Metric (as cited by Jefferies)ValueContext
Brent crude~$13 per barrelSofter crude linked to easing Middle East tensions
Singapore GRM$18 per barrelDescribed as high by historical standards
Singapore GRM change vs late Feb4x higherReflects sharp recovery in benchmark margins
Marketing losses at Spot BrentPetrol: Rs (-) 2 per liter; Diesel: Rs (-) 11 per literLosses narrowing
Scenario marketing margins (if cracks $10/bbl, normalized freight, Brent $13)Petrol: Rs +5 per liter; Diesel: Rs +8 per literJefferies scenario once refining normalizes
Excise duty cut (end of March)Rs 10 per literCut on petrol and diesel
“Normal” marketing margins referencedRs 3.5 to Rs 4 per literThreshold that could prompt excise increases
Jefferies upside viewBPCL: 37%; IOCL: 24%Brokerage-stated potential upside
Jefferies targets citedBPCL: Rs 410; IOCL: Rs 160 and Rs 170Targets mentioned across updates

Why this matters for BPCL and IOCL shareholders

The Jefferies view ties together three moving parts: crude levels, refining profitability, and retail fuel marketing economics. With Brent around $13 and Singapore GRM at $18, Jefferies sees a setup where refining strength can support earnings while marketing losses narrow. But the brokerage also underlined that a shift in government excise duties could change the distribution of benefits when margins improve.

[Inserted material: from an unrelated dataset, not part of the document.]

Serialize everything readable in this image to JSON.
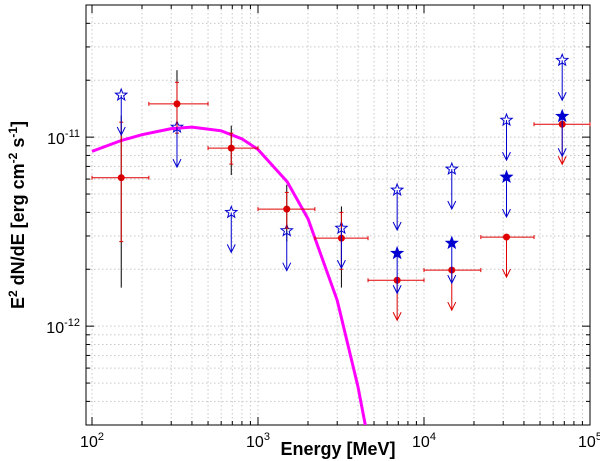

For the market, the near-term watchlist is clear in the note itself: energy price stability, the durability of elevated cracks once freight normalizes, and any policy move to raise excise after the March cut. Jefferies’ Buy calls suggest it believes the balance of these factors is currently supportive for BPCL and IOCL, even as it continues to update targets and assumptions.

Frequently Asked Questions

Jefferies cited easing Middle East tensions, Brent softening to around $83 per barrel, shrinking fuel marketing losses, and strong Singapore refining margins at about $18 per barrel.
Jefferies said marketing losses at Spot Brent narrowed to Rs (-) 2 per liter for petrol and Rs (-) 11 per liter for diesel.
Assuming petrol and diesel cracks of $20 per barrel and normalized freight, Jefferies estimated petrol and diesel margins of Rs +5 and Rs +8 per liter.
Jefferies said the government could raise excise duty after the March cut of Rs 10 per liter once marketing margins move above normal levels of about Rs 3.5 to Rs 4 per liter.
Jefferies maintained Buy ratings on both, citing 37% upside for BPCL and 24% for IOCL. Targets mentioned include Rs 410 for BPCL and Rs 160 and Rs 170 for IOCL across updates.